Condamnation de Shell aux Pays-Bas, un tournant majeur vers la responsabilité des multinationales en matière climatique

Aujourd’hui, 6 ans après avoir condamné l’Etat néerlandais pour inaction climatique dans Urgenda, la Cour de district de la Haye applique sa jurisprudence climatique à Shell, une des plus grandes multinationales pétrolières au monde. Shell doit réduire ses gaz à effet de serre, a minima de 45% en 2030 par rapport à 2019 afin de limiter le réchauffement à 1.5°C. Il s’agit d’une étape déterminante dans la reconnaissance de la responsabilité climatique des entreprises. Le Jugement prononcé par la Cour de district de la Haye pourrait en effet inspirer le juge français lorsqu’il devra se prononcer sur le fond de l’affaire qui oppose de nombreuses ONG (Notre Affaire à Tous, Sherpa, ZEA, FNE, les EcoMaires) et 15 collectivités territoriales au groupe Total.

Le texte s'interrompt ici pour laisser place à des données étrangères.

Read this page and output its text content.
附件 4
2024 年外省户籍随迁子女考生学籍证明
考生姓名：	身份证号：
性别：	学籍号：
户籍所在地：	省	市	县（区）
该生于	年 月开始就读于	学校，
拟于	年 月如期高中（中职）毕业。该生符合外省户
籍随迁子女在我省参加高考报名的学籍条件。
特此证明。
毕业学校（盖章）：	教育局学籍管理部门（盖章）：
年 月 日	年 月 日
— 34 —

Rappel de l’affaire Shell aux Pays-Bas

En 2018, l’ONG Milieudefensie (Les Amis de la Terre Pays-Bas) a envoyé une lettre à Shell lui rappelant sa responsabilité en matière climatique. L’association y démontrait que le comportement de Shell est illégal depuis 2007, année où le groupe abandonna le développement et le déploiement des énergies renouvelables pour motifs économiques. Les connaissances scientifiques étaient suffisamment précises selon l’association pour reconnaître la nécessité de poursuivre la transition énergétique. A la suite du rejet de sa mise en demeure, l’association a assigné Shell en justice en 2019.
Dès lors la juridiction de la Cour du district de la Haye a démontré que les activités du groupe pétrolier sont émettrices de CO2 et ont donc un impact sur les droits humains. Un juge néerlandais a donc ordonné à Shell de cesser ses activités les plus polluantes et de respecter une trajectoire de décarbonation. Plus précisément, le juge impose à désormais à Shell de réduire ses émissions de gaz à effet de serre directs et indirects (scopes 1, 2 et 3), ce qui comprend les émissions liées aux produits pétroliers et gaziers) de 45% pour 2030 par rapport à 2019, en lien avec la trajectoire 1.5°C. Ce jugement s’applique à l’ensemble du groupe Shell, c’est-à-dire à toutes les filiales du groupe, y compris celles situées à l’étranger. Les juges néerlandais espèrent ainsi contraindre Shell à la neutralité carbone pour 2050, signifiant l’élimination des gaz à effet de serre à cette date.
Pour Paul Mougeolle, de Notre Affaire à Tous : "Ce jugement historique sonne officiellement le glas des hydrocarbures pour Shell, et probablement pour toutes les grandes entreprises des énergies fossiles, dont Total. Les entreprises ne doivent plus attendre, elles doivent impérativement agir maintenant pour limiter le réchauffement à 1.5°C ! Si les entreprises n’en prennent pas acte, nous multiplierons les moyens judiciaires pour faire reconnaître cette décision en France."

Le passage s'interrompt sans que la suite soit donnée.